Trumpeter and composer Randy Sandke has performed at festivals, clubs, and concerts around the world. He has toured Europe over forty times and performed extensively throughout Japan, the U.S., Canada, Brazil, and India.
Randy has recorded over thirty albums as a leader, primarily on the Concord, Evening Star, Arbors and Nagel-Heyer label. A recent discography, published by the Dutch jazz scholar Gerard Beilderman, runs to 53 pages. Among the artists Mr. Sandke has recorded with include the instrumentalists Michael Brecker, Benny Goodman, Kenny Barron, Dick Hyman, Mulgrew Miller, Bill Charlap, Eric Reed, Frank Wess, Ray Anderson, Chris Potter, Sweets Edison, Flip Phillips, Scott Hamilton, Wycliffe Gordon, Warren Vache, and Mel Lewis; singers include Mel Torme, Jon Hendricks, Rosemary Clooney, Cab Calloway, John Pizzarelli, Ann Hampton Callaway, Gregory Hines, Art Garfunkel, Barbara Carroll, Dr. John, Karrin Allyson, Susannah McCorkle, as well as appearances with Diane Reeves, Sting, Elton John, Billy Joel, Bette Midler, James Taylor, Seth McFarlane, Chaka Khan, Jimmy Witherspoon, Odetta, Catherine Russell, Billy Eckstine, and Joe Williams.

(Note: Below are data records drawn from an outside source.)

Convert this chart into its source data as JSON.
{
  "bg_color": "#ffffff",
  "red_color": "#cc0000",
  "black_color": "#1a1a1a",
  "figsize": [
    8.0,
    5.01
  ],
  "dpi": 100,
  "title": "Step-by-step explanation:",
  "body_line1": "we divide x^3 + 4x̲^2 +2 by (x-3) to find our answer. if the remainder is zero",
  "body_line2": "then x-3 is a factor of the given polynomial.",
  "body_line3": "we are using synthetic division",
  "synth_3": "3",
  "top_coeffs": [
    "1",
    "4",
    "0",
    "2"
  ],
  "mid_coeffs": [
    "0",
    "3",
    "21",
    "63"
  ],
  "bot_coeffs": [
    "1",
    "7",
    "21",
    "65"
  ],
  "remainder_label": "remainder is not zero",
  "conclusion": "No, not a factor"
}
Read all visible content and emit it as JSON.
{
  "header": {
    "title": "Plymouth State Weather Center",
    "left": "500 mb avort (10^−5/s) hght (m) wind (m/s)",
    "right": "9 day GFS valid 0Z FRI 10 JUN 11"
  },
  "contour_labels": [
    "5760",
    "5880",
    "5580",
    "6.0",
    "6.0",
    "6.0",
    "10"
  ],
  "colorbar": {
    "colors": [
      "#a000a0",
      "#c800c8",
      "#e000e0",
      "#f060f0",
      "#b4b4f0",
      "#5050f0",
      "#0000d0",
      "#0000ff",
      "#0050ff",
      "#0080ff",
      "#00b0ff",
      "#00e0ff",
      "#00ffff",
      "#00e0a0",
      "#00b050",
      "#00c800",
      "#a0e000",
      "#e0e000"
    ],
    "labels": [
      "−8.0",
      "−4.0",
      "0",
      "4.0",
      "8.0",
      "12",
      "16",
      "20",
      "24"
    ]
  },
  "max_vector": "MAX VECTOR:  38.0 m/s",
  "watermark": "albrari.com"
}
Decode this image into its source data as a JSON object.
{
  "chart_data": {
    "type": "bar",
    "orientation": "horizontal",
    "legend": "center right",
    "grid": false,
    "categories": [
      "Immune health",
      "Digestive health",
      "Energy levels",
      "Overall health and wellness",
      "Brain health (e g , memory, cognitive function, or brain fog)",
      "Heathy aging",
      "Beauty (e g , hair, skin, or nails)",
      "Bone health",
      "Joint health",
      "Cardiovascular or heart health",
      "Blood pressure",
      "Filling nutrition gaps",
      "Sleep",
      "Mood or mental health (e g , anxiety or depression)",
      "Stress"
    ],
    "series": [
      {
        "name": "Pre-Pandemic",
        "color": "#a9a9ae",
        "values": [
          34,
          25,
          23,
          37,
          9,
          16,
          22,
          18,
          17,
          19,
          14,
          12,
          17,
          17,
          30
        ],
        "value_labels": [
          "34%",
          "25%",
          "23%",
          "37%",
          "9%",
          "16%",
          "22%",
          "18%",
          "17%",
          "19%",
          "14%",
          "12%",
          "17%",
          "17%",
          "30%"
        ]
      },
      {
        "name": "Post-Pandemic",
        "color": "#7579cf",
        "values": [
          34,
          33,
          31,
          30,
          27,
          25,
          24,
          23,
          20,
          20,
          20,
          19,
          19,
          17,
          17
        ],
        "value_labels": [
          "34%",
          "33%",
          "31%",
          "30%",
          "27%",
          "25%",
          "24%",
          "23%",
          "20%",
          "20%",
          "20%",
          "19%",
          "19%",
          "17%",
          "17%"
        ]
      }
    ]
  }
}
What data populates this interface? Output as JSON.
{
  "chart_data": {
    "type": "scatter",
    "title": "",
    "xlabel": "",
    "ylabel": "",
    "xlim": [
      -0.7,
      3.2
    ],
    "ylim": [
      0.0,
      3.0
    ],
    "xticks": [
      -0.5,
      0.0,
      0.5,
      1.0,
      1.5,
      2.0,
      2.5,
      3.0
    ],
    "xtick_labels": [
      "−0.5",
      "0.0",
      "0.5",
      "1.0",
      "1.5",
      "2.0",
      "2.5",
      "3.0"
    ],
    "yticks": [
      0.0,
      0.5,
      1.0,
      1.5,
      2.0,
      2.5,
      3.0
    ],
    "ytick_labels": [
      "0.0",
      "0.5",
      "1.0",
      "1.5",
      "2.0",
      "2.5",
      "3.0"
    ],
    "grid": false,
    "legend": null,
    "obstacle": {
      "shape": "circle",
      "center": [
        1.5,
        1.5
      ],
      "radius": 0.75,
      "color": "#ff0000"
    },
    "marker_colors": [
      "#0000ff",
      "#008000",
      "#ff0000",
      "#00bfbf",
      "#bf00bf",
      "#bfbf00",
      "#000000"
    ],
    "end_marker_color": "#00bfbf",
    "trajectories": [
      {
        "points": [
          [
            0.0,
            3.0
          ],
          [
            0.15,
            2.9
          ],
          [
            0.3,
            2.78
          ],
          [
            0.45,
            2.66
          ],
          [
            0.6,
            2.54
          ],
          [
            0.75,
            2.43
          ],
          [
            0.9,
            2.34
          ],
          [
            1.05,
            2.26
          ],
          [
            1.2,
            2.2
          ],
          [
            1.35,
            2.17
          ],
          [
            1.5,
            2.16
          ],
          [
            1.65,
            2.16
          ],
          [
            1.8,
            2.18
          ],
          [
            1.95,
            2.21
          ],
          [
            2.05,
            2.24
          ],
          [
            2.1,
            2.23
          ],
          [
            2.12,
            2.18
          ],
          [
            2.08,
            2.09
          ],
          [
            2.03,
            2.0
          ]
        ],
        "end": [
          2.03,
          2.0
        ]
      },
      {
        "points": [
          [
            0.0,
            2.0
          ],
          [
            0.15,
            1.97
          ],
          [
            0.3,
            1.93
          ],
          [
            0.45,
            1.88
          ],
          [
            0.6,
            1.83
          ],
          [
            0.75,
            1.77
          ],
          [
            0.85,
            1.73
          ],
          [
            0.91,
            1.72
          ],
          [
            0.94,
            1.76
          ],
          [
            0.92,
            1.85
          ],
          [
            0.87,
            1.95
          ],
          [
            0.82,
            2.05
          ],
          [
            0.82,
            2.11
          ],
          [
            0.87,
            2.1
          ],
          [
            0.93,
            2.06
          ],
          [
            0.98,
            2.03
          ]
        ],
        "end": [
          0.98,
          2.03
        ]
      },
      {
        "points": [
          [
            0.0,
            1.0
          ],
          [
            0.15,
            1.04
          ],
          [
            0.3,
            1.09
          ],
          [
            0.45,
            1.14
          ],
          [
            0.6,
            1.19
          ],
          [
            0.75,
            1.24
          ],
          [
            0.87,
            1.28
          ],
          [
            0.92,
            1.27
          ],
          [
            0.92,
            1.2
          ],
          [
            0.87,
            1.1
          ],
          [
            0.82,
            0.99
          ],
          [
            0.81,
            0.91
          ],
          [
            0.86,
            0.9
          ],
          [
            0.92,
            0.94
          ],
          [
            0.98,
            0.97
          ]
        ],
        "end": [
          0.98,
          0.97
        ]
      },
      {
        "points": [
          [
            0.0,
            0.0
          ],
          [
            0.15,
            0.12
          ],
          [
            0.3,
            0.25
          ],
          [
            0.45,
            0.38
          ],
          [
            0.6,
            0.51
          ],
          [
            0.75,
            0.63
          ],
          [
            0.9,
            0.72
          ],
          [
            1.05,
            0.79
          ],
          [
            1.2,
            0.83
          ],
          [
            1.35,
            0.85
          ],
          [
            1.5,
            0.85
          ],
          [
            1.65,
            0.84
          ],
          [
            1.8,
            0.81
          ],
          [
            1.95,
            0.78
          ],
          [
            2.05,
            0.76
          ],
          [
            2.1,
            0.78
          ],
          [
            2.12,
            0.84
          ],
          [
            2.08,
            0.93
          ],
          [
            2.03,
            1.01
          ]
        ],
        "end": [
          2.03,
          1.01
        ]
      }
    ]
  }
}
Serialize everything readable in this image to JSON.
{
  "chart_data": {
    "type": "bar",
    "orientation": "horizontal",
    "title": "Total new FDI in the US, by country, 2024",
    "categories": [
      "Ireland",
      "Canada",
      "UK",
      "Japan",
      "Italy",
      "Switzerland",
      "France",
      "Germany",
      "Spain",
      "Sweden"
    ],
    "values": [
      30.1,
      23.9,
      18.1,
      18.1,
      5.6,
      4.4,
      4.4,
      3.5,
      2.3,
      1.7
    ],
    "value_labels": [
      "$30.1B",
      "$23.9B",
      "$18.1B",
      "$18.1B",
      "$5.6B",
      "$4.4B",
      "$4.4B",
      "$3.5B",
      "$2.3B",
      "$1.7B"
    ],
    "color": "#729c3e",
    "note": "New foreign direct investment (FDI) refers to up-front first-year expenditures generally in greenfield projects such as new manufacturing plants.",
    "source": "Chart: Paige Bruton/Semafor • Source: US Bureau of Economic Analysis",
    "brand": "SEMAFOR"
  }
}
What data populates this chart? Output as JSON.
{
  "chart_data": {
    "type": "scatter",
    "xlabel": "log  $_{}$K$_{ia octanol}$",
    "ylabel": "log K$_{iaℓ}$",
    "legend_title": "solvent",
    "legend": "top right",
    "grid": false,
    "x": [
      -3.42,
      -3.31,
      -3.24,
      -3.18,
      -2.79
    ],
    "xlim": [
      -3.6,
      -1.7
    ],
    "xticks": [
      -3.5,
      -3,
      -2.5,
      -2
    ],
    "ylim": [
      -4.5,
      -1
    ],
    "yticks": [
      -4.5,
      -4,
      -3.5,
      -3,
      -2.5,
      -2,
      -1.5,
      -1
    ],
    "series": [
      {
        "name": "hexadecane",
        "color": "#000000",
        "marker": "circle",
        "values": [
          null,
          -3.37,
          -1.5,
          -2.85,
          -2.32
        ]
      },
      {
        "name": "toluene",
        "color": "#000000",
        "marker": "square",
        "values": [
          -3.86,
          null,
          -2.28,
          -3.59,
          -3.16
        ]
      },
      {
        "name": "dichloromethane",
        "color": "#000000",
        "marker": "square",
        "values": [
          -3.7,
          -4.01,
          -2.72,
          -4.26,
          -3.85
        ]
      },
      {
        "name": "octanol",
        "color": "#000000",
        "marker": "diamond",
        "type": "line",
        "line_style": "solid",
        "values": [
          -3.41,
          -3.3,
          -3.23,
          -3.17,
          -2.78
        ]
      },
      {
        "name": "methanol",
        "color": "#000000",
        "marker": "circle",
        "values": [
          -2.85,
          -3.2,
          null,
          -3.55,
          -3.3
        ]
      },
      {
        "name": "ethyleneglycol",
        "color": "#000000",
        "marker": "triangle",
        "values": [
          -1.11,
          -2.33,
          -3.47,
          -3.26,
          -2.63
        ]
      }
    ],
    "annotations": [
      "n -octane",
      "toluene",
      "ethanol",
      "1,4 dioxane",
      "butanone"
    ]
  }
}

Randy Sandke has played on the soundtracks of several films, including Francis Ford Coppola’s “The Cotton Club,” Neil Simon’s “Brighton Beach Memories,” “American Splendor,” and five Woody Allen movies. On Broadway, Randy played in the production of “Chicago” with Beebe Neuwirth at the City Center, which launched the hugely successful revivals on stage and screen. Randy also played the on-stage Harry James trumpet solo, which climaxes the show “Fosse.” He recorded all trumpet solos for the recent production of “Ma Rainey’s Black Bottom” starring Whoopee Goldberg. He has performed on television in Japan, Sweden, Switzerland, Germany, Italy, in the U.S. with Benny Goodman for a PBS special, and on the Late Show with David Letterman.
As a composer, Randy Sandke has received two grants from the National Endowment for the Arts, and has had pieces performed at Carnegie Hall, the 92nd St. YMHA, the Greenwich House in New York City, and Avery Fischer Hall at Lincoln Center. The Carnegie Hall Jazz Band has performed six of his suites. In 1998, the Concord Concerto label released an album featuring several of Mr. Sandke’s orchestral compositions in performances by the Bulgarian National Orchestra. Over ninety of Mr. Sandke’s pieces have been recorded. In July of 2003 his “Subway Ballet” was performed at the 92nd St. Y in New York City. He has written arrangements for Sting, Elton John, the King of Thailand, and transcriptions for Wynton Marsalis and the Lincoln Center Jazz Orchestra.
Randy Sandke’s book Harmony for a New Millennium was published by Hal Leonard, Inc. in 2002 It details a method of exploring non-tonal harmony in the context of both composition and improvisation. Artists who have endorsed the book include Jon Faddis, Joshua Redman, Maria Schneider, Dick Hyman, Nicholas Payton, and Michael Brecker. Randy has also written scholarly articles on jazz history for the Oxford Companion to Jazz and the Rutgers University Annual Review of Jazz Studies. In 2010, his book Where the Dark and the Light Folks Meet: Race and the Mythology, Politics, and Business of Jazz was published by Rowan and Littlefield Press. He has been a guest lecturer at the Julliard School, Manhattan School of Music, the New School, Hofstra University, Rutgers University, Hampshire College, William Paterson University, Hamilton College, and the University of Arizona.
Mr. Sandke is listed in the standard biographical sources, such as the “Encyclopedia of Jazz,” and most jazz CD reference guides. Jazz Times ran a feature article on him in the October 2002 issue, and the English magazine Jazz Journal profiled Randy in a two-part cover story in 1996 and again in 2012. In 2004 and 2005 Randy Sandke was the subject of feature articles in The Village Voice and The Wall Street Journal.